By 1972, Alvardo-Ortega was living in Lansing and working as an assistant editor for a statewide Hispanic newspaper El Renaciminto. This led to a full-time job as a reporter at The Lansing State Journal. During her early years at the State Journal, she continued to work behind the scenes for civil rights. She was newsroom community outreach coordinator and also interacted with students in Michigan State University’s Hispanics in Journalism Program to provide individually tailored career guidance.

Alvardo-Ortega helped with grassroots organizing through development of the Midwest Hispanic Agenda and the National Hispanic Agenda of the National Council of La Raza.

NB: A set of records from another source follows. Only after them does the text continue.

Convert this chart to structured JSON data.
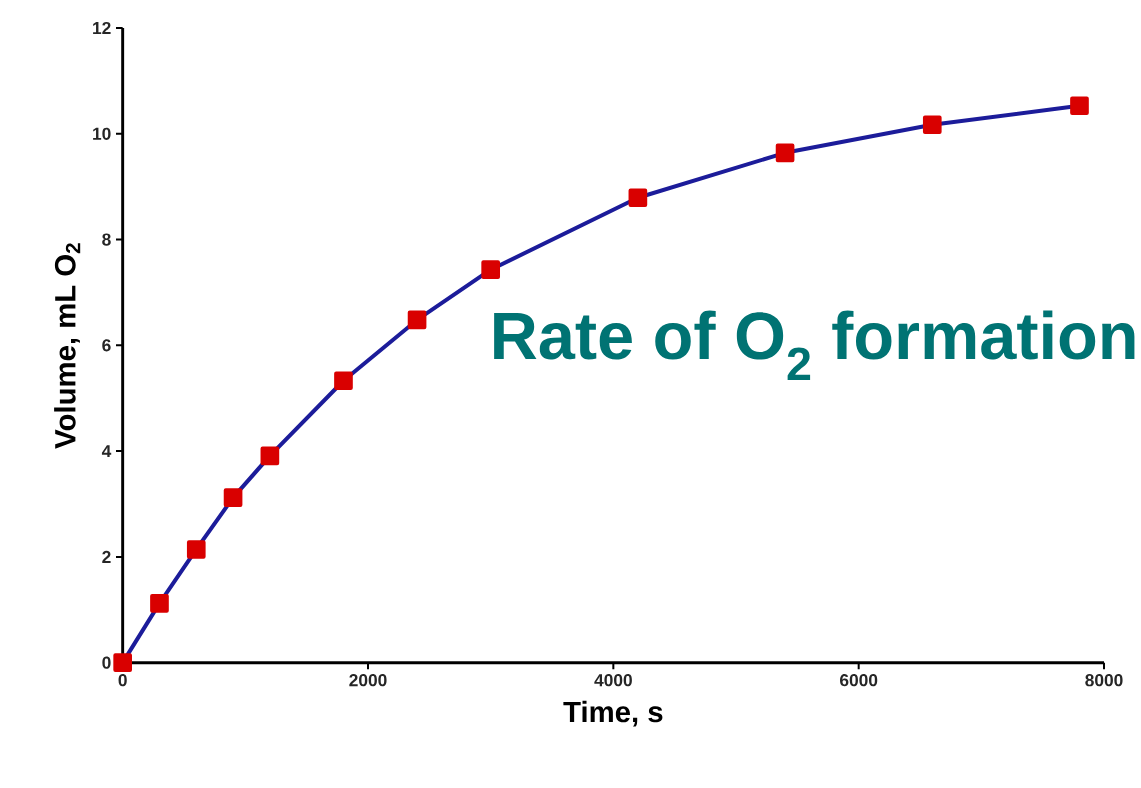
{
  "chart_data": {
    "type": "line",
    "xlabel": "Time, s",
    "ylabel": "Volume, mL O$_{2}$",
    "x": [
      0,
      300,
      600,
      900,
      1200,
      1800,
      2400,
      3000,
      4200,
      5400,
      6600,
      7800
    ],
    "series": [
      {
        "color": "#1c1c9a",
        "values": [
          0,
          1.12,
          2.14,
          3.12,
          3.91,
          5.33,
          6.48,
          7.43,
          8.79,
          9.64,
          10.17,
          10.53
        ]
      }
    ],
    "marker": "square",
    "line_style": "solid",
    "xlim": [
      0,
      8000
    ],
    "xticks": [
      0,
      2000,
      4000,
      6000,
      8000
    ],
    "ylim": [
      0,
      12
    ],
    "yticks": [
      0,
      2,
      4,
      6,
      8,
      10,
      12
    ],
    "annotations": [
      "Rate of O$_{2}$ formation"
    ]
  }
}
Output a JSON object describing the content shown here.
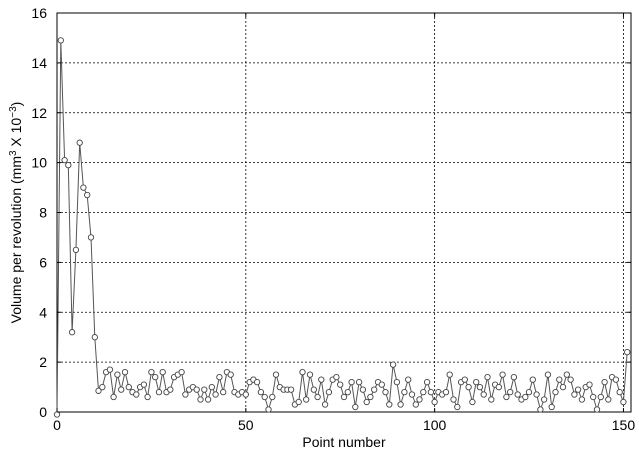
{
  "chart_data": {
    "type": "line",
    "xlabel": "Point number",
    "ylabel": {
      "main": "Volume per revolution (mm",
      "sup1": "3",
      "mid": " X 10",
      "sup2": "−3",
      "end": ")"
    },
    "xlim": [
      0,
      152
    ],
    "ylim": [
      0,
      16
    ],
    "xticks": [
      "0",
      "50",
      "100",
      "150"
    ],
    "yticks": [
      "0",
      "2",
      "4",
      "6",
      "8",
      "10",
      "12",
      "14",
      "16"
    ],
    "grid": true,
    "series": [
      {
        "marker": "circle",
        "x": [
          0,
          1,
          2,
          3,
          4,
          5,
          6,
          7,
          8,
          9,
          10,
          11,
          12,
          13,
          14,
          15,
          16,
          17,
          18,
          19,
          20,
          21,
          22,
          23,
          24,
          25,
          26,
          27,
          28,
          29,
          30,
          31,
          32,
          33,
          34,
          35,
          36,
          37,
          38,
          39,
          40,
          41,
          42,
          43,
          44,
          45,
          46,
          47,
          48,
          49,
          50,
          51,
          52,
          53,
          54,
          55,
          56,
          57,
          58,
          59,
          60,
          61,
          62,
          63,
          64,
          65,
          66,
          67,
          68,
          69,
          70,
          71,
          72,
          73,
          74,
          75,
          76,
          77,
          78,
          79,
          80,
          81,
          82,
          83,
          84,
          85,
          86,
          87,
          88,
          89,
          90,
          91,
          92,
          93,
          94,
          95,
          96,
          97,
          98,
          99,
          100,
          101,
          102,
          103,
          104,
          105,
          106,
          107,
          108,
          109,
          110,
          111,
          112,
          113,
          114,
          115,
          116,
          117,
          118,
          119,
          120,
          121,
          122,
          123,
          124,
          125,
          126,
          127,
          128,
          129,
          130,
          131,
          132,
          133,
          134,
          135,
          136,
          137,
          138,
          139,
          140,
          141,
          142,
          143,
          144,
          145,
          146,
          147,
          148,
          149,
          150,
          151
        ],
        "y": [
          -0.1,
          14.9,
          10.1,
          9.9,
          3.2,
          6.5,
          10.8,
          9.0,
          8.7,
          7.0,
          3.0,
          0.85,
          1.0,
          1.6,
          1.7,
          0.6,
          1.5,
          0.9,
          1.6,
          1.0,
          0.8,
          0.7,
          1.0,
          1.1,
          0.6,
          1.6,
          1.4,
          0.8,
          1.6,
          0.8,
          0.9,
          1.4,
          1.5,
          1.6,
          0.7,
          0.9,
          1.0,
          0.9,
          0.5,
          0.9,
          0.5,
          1.0,
          0.7,
          1.4,
          0.8,
          1.6,
          1.5,
          0.8,
          0.7,
          0.8,
          0.7,
          1.2,
          1.3,
          1.2,
          0.8,
          0.6,
          0.1,
          0.6,
          1.5,
          1.0,
          0.9,
          0.9,
          0.9,
          0.3,
          0.4,
          1.6,
          0.5,
          1.5,
          0.9,
          0.6,
          1.3,
          0.3,
          0.8,
          1.3,
          1.4,
          1.1,
          0.6,
          0.8,
          1.2,
          0.2,
          1.2,
          0.9,
          0.4,
          0.6,
          0.9,
          1.2,
          1.1,
          0.8,
          0.3,
          1.9,
          1.2,
          0.3,
          0.8,
          1.3,
          0.7,
          0.3,
          0.5,
          0.8,
          1.2,
          0.8,
          0.4,
          0.8,
          0.7,
          0.8,
          1.5,
          0.5,
          0.2,
          1.2,
          1.3,
          1.0,
          0.4,
          1.2,
          1.0,
          0.7,
          1.4,
          0.5,
          1.1,
          1.0,
          1.5,
          0.6,
          0.8,
          1.4,
          0.7,
          0.5,
          0.6,
          0.8,
          1.3,
          0.7,
          0.1,
          0.5,
          1.5,
          0.2,
          0.8,
          1.3,
          1.0,
          1.5,
          1.3,
          0.7,
          0.9,
          0.5,
          1.0,
          1.1,
          0.6,
          0.1,
          0.6,
          1.2,
          0.5,
          1.4,
          1.3,
          0.8,
          0.4,
          2.4
        ]
      }
    ]
  }
}
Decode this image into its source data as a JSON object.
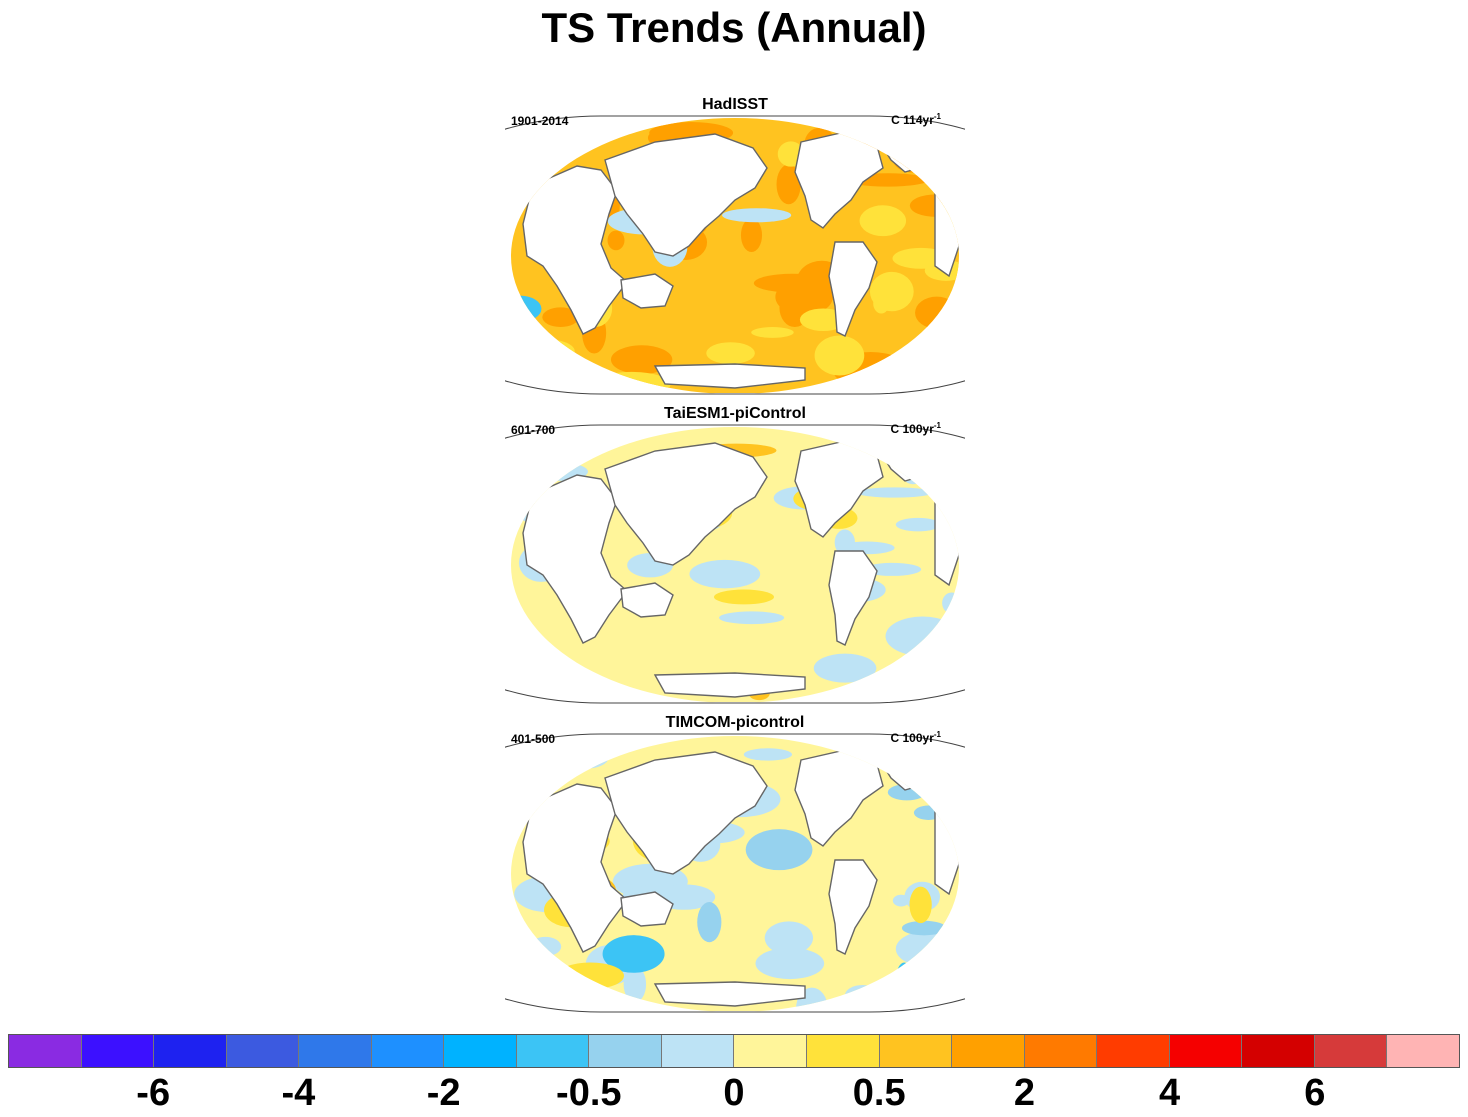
{
  "title": "TS Trends (Annual)",
  "panels": [
    {
      "title": "HadISST",
      "period": "1901-2014",
      "units": "C 114yr",
      "units_exp": "-1",
      "pattern": "warm"
    },
    {
      "title": "TaiESM1-piControl",
      "period": "601-700",
      "units": "C 100yr",
      "units_exp": "-1",
      "pattern": "neutral"
    },
    {
      "title": "TIMCOM-picontrol",
      "period": "401-500",
      "units": "C 100yr",
      "units_exp": "-1",
      "pattern": "mixed"
    }
  ],
  "colorbar": {
    "colors": [
      "#8a2be2",
      "#3c10ff",
      "#1e22f0",
      "#3c5ae0",
      "#2f78ea",
      "#1e90ff",
      "#00b2ff",
      "#3cc4f5",
      "#96d2ee",
      "#bde3f5",
      "#fff59a",
      "#ffe23a",
      "#ffc320",
      "#ffa000",
      "#ff7a00",
      "#ff3c00",
      "#f50000",
      "#d40000",
      "#d63a3a",
      "#ffb4b4"
    ],
    "labels": [
      {
        "text": "-6",
        "boundary": 2
      },
      {
        "text": "-4",
        "boundary": 4
      },
      {
        "text": "-2",
        "boundary": 6
      },
      {
        "text": "-0.5",
        "boundary": 8
      },
      {
        "text": "0",
        "boundary": 10
      },
      {
        "text": "0.5",
        "boundary": 12
      },
      {
        "text": "2",
        "boundary": 14
      },
      {
        "text": "4",
        "boundary": 16
      },
      {
        "text": "6",
        "boundary": 18
      }
    ]
  }
}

Her experiences raising a manic-depressive daughter led her to realize that existing community and state mental health services were failing patients and their families. To remedy this, she coordinated the handbook Mental Illness-A Family Resource Guide, which was illustrated by her daughter. Thousands of copies have been distributed statewide to mental health agencies. In 1993, Alvardo-Ortega presented the Wrap-Around Service Model, which had an impact on reform in Michigan as well as in other states. Her work in the mental health arena helped create positive changes in service delivery to families and clients trying to cope with mental illness.

Alvarado-Ortega has distinguished herself as a Hispanic, a woman, and an advocate in mental health, media, community service, and equality and diversity in the workplace. She has been honored with many awards, including the Sondra Berlin Civil Rights Award, 1990; Diana Award in Communications, 1982; and the Hispanic Women in the Network Distinguished Service Award, 1990.